Up to four million Americans currently have glaucoma, and yet half of this population may be unaware they even have the disease. Glaucoma attacks eyesight without the presence of early warning signs, and by the time symptoms do appear, it may be too late to save those affected from permanent vision loss. Although the disease cannot be prevented, it can be controlled if diagnosed and treated early by a licensed eye doctor. January is National Glaucoma Awareness month, and the member doctors of the Wisconsin Optometric Association (WOA) strongly encourage everyone to visit their local optometrist for a comprehensive, dilated eye examination in order to protect their vision and eye health from this often misunderstood but severe condition.
Glaucoma is often labeled the sneak thief of sight. It develops slowly and without any symptoms; therefore, most people are not aware they have the condition until significant vision loss has already occurred.
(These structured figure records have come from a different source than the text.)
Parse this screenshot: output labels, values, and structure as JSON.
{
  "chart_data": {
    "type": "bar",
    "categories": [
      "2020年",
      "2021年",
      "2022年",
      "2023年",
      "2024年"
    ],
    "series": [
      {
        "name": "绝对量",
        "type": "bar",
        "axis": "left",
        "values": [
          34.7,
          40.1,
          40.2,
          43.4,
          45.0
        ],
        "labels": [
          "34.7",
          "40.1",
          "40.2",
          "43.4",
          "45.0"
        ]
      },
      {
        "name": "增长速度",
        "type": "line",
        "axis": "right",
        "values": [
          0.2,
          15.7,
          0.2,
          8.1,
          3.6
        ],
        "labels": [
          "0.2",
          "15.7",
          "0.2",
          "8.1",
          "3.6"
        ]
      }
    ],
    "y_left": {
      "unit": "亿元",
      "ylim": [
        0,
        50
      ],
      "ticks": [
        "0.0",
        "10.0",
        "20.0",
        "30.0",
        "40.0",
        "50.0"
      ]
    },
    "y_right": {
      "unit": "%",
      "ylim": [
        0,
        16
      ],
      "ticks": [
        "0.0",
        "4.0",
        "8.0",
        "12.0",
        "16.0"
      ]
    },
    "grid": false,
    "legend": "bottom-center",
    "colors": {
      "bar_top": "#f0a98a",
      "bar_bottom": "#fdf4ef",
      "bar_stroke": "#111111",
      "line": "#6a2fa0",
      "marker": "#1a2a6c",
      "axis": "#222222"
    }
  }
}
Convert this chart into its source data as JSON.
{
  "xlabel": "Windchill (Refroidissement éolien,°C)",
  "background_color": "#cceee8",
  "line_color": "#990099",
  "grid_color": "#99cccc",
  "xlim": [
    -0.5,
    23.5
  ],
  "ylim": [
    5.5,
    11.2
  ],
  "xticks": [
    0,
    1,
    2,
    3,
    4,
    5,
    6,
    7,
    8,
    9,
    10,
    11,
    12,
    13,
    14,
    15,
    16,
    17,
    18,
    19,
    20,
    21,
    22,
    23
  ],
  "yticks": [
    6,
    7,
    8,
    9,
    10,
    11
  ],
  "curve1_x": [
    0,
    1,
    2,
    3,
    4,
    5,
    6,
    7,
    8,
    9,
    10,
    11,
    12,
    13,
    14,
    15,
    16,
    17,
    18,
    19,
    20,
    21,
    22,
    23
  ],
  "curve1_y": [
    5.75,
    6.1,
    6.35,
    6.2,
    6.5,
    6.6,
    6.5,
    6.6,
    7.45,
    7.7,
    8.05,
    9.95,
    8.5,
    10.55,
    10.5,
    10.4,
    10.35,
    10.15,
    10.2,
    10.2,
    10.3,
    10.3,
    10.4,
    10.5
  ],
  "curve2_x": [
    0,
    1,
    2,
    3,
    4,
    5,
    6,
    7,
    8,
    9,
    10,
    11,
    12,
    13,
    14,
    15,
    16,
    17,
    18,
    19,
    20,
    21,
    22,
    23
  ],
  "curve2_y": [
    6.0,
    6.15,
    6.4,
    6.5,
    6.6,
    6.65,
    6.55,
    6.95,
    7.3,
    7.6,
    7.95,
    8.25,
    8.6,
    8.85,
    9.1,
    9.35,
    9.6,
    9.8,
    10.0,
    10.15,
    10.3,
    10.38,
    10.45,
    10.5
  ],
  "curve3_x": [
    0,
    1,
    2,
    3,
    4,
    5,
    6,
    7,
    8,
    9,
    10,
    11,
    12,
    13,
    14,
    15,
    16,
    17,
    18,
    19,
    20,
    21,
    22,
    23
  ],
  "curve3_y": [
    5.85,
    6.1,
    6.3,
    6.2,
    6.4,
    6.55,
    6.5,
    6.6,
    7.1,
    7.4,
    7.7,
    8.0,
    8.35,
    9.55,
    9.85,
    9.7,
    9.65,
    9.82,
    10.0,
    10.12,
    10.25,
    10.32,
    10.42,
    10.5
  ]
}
Glaucoma is a degenerative eye disorder that gradually destroys the cells which make up the optic nerve. The optic nerve carries visual information from the eye to the brain. It begins by attacking peripheral vision, typically causing objects to appear less clearly. Such changes may seem minor, but glaucoma can accelerate quickly, causing eyesight to rapidly and irreversibly deteriorate. Untreated, glaucoma can cause significant vision loss and even blindness.
“There is no current cure for glaucoma, and vision already lost to the disease cannot be restored. However, if diagnosed and treated early by a licensed eye doctor, it can be managed in most cases.
The only way to guarantee detection of this condition is through a comprehensive, dilated eye exam, and the WOA recommends regular eye exams for adults and children. Eye doctors will recommend the appropriate frequency of these appointments based on an individual’s overall health, risk factors, or family history.
As with many diseases, factors such as age, race and/or genetics can increase the risk of developing glaucoma. Those at high-risk for developing glaucoma include the following populations:
· Adults over 60 years of age, especially Hispanic Americans
· African Americans – glaucoma is the leading cause of blindness among African American populations
· Those with a family history of glaucoma
Despite its prevalence among certain populations, glaucoma can strike individuals of all ages and backgrounds. Even though an individual may be in a ‘higher risk’ category than others, the only way to know for certain that one has glaucoma is to have a comprehensive, dilated vision and eye health exam provided by a licensed eye doctor.